Fairchance, in addition to being the named bloodline, was also the namesake to the home planet and solar system in which humanity first dispersed from in this part of the universe. Galven and Millenia were the other star systems in the Echo Suite, but they were much farther away. In fact, Fairchance was the only system that could be reached in under a century, only three years had to be dedicated to a one way trip. Despite this, Galven and Millenia were confirmed to feature intelligent life based on the centuries-old broadcasts being received from those regions of space.

“Odd,” Jonathan muttered to himself, his voice scratchy from disuse. Resigning himself to seeking alternate options, he began typing more briskly, his goal for now being to get somewhere and figure out the issue upon arrival.

He scanned for the closest habitable planet, Ugry, which was Bessinger’s twin. Both bodies were locked within the same orbit around the host star – almost a half-year apart in rotation.

“PLANETARY DESTINATION NOT FOUND.”

Concern grew stronger as Jonathan did another search. He considered doing a scan for a third object – a planetoid – that was locked in orbit between Bessinger and Ugry. This planetoid once went by the name of Kokaria, but became colonized after an alliance between Bessinger and Ugry was formed a century earlier. These settlers ran the native Kokarian race underground as the colonist’s infrastructure grew. The settlement eventually became home to mountains of server stacks used as off-world data storage for the planetary system. And the planetoid took on the name CIN – an acronym for Central Interplanetary Network.

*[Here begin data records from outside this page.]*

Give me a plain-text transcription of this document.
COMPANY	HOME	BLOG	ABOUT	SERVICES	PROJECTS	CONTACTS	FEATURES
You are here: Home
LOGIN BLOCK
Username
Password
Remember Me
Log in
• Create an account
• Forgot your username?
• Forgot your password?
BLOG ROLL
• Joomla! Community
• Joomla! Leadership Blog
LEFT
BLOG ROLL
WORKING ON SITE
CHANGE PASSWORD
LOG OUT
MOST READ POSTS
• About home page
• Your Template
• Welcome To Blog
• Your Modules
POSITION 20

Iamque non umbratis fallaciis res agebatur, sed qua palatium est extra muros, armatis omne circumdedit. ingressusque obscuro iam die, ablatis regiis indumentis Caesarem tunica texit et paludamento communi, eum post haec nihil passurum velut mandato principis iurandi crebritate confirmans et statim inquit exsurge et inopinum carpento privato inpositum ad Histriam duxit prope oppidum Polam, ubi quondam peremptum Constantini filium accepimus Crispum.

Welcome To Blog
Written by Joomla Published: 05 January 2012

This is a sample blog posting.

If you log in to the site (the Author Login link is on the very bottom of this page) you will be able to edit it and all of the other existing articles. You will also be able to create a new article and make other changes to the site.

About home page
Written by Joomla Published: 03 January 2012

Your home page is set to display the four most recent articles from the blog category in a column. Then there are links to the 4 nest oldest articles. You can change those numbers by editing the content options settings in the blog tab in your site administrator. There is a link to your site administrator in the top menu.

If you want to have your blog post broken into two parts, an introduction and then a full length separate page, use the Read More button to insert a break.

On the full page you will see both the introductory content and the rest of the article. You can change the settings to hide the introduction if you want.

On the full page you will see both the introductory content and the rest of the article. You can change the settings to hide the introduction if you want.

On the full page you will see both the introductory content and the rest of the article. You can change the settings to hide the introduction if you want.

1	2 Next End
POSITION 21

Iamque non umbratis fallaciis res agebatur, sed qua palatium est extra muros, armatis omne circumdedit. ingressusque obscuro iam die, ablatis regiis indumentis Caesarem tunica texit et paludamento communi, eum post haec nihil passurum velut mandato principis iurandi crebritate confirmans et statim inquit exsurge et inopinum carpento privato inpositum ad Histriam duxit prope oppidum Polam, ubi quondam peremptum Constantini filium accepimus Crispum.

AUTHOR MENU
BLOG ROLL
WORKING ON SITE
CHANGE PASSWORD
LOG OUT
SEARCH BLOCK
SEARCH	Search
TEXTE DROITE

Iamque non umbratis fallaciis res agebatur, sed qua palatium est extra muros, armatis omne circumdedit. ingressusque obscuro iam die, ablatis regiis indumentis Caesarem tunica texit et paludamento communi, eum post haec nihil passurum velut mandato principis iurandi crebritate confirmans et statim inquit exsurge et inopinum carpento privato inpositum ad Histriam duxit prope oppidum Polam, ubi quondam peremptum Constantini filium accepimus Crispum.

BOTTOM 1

At the time of Jonathan’s departure, there were rumblings that CIN would be put under military rule as tensions between Ugry’s and Bessinger’s governments slowly escalated. The nearly six years of absence from this part of the Echo Suite had kept him out of the loop of current events. He finally decided to save CIN as a last resort, if no other world was discoverable.

After that, he typed in a query for the coordinates of the final populated planet in the Mako Belt. The blip on the terminal displayed the coordinates almost instantly, which gave Jonathan a glimmer of hope when he punched in the next command.

“SET DESTINATION: MUTINELLIS” Jonathan typed into the navigation terminal. An uncomfortably long lag followed the command, which prompted Jonathan to consider CIN as an option again. Still not keen on that option, he also began thinking about a way to manually navigate the ship to Bessinger. But he quickly recalled that this class of ship was not steerable and relied solely on intergalactic navigation systems to guide it to its destination.

A sigh of relief escaped him when the screen prompted “SET COURSE FOR MUTINELLIS?” in a reassuring green color. “MODIFY COURSE?”

“Yes,” Jonathan spoke aloud as he simultaneously clicked the option. The computer acknowledged the command, putting an end to his dilemma for now. He tilted his head back in relief and the building panic ceased. There were still many questions to be answered, but, for now, he found solace in the fact that he had a starting point on the ground.